[A Walk from London to John O’Groat’s by Elihu Burritt]@TWC D-Link bookA Walk from London to John O’Groat’s CHAPTER VIII 9/33
They never could bring down to the reach of man's unaided vision a single star that Noah could not see through the deck-lights of the ark.
It was a gift and a glory that well rewarded the science and genius of Newton and Herschel, of Adams and Le Verrier, that they could ladder these mighty perpendicular distances and climb the rounds to such heights and sweeps of observation, and count, measure, and name orbs and orbits before unknown, and chart the paths of their rotations and weigh them, as in scales, while in motion.

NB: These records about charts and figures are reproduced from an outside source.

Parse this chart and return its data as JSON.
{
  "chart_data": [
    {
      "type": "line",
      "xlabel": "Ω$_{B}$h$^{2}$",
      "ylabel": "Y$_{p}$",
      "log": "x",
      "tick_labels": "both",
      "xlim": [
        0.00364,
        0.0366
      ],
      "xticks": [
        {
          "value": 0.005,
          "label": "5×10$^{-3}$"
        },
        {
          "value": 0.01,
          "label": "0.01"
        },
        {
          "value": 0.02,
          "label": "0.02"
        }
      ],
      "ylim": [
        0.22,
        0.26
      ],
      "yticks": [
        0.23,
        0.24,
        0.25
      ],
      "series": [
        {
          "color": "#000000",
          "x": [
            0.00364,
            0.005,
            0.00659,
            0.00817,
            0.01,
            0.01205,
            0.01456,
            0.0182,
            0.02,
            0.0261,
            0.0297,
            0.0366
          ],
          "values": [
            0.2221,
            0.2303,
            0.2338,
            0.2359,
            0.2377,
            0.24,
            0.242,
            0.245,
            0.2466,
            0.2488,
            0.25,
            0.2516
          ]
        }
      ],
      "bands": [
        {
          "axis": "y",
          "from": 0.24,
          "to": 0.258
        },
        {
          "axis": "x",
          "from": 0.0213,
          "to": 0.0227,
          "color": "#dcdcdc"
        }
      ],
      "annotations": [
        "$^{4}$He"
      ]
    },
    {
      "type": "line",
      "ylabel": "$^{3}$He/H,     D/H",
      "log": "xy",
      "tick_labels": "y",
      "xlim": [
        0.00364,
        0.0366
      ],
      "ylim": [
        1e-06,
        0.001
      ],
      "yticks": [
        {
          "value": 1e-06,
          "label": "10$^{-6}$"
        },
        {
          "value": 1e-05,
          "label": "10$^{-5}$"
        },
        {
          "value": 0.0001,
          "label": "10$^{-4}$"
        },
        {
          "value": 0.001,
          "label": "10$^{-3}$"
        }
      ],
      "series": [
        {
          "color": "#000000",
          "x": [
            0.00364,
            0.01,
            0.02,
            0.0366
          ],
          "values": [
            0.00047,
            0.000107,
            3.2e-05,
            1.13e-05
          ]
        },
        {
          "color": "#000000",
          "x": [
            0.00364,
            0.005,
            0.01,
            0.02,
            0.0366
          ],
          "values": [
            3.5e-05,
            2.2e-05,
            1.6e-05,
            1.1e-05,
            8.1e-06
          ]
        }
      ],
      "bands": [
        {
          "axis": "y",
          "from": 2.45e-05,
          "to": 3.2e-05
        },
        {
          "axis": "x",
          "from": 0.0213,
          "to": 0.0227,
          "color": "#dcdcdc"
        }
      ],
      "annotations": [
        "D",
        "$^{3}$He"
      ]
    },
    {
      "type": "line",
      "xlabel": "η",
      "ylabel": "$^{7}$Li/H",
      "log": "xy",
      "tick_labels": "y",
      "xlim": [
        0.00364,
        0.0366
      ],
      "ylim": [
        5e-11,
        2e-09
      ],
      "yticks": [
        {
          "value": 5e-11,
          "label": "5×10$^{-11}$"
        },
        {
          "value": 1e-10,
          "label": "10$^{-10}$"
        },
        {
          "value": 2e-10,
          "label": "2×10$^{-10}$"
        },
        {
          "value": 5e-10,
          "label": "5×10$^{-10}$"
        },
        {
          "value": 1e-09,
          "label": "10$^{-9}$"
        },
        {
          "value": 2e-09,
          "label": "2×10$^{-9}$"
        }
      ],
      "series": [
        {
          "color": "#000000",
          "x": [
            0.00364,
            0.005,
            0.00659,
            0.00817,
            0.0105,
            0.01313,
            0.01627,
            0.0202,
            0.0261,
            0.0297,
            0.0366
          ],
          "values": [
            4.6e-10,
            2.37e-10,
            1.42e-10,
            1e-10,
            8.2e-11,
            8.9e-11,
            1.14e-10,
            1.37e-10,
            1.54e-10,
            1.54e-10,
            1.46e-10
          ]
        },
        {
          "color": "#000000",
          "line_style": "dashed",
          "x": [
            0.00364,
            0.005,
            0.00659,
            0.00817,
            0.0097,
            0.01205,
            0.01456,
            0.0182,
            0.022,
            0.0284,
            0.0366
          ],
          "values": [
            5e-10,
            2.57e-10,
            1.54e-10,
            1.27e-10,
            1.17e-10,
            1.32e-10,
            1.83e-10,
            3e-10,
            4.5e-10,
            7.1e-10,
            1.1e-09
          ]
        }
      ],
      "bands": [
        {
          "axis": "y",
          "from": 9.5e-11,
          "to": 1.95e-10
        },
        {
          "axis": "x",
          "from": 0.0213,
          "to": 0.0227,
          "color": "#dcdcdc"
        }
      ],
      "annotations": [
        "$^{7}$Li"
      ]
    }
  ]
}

But this ge-astronomer, whose observatory is his conservatory, whose telescope and fluxions are his trowel and watering-pot, not only brings to light the hidden life of a thousand earth-stars, but changes their forms, colors their rays, half creates and transforms, until each differs as much from its original structure and tinting as the planet Jupiter would differ from its familiar countenance if Adams or Le Verrier could make it wear the florid face of Mars.
This man,--and it is to be hoped he carries some devout and grateful thoughts to his work--sets Nature new lessons daily in artistry, and she works out the new ideals of his taste to their joint and equal admiration.
He has got up a new pattern for the fern.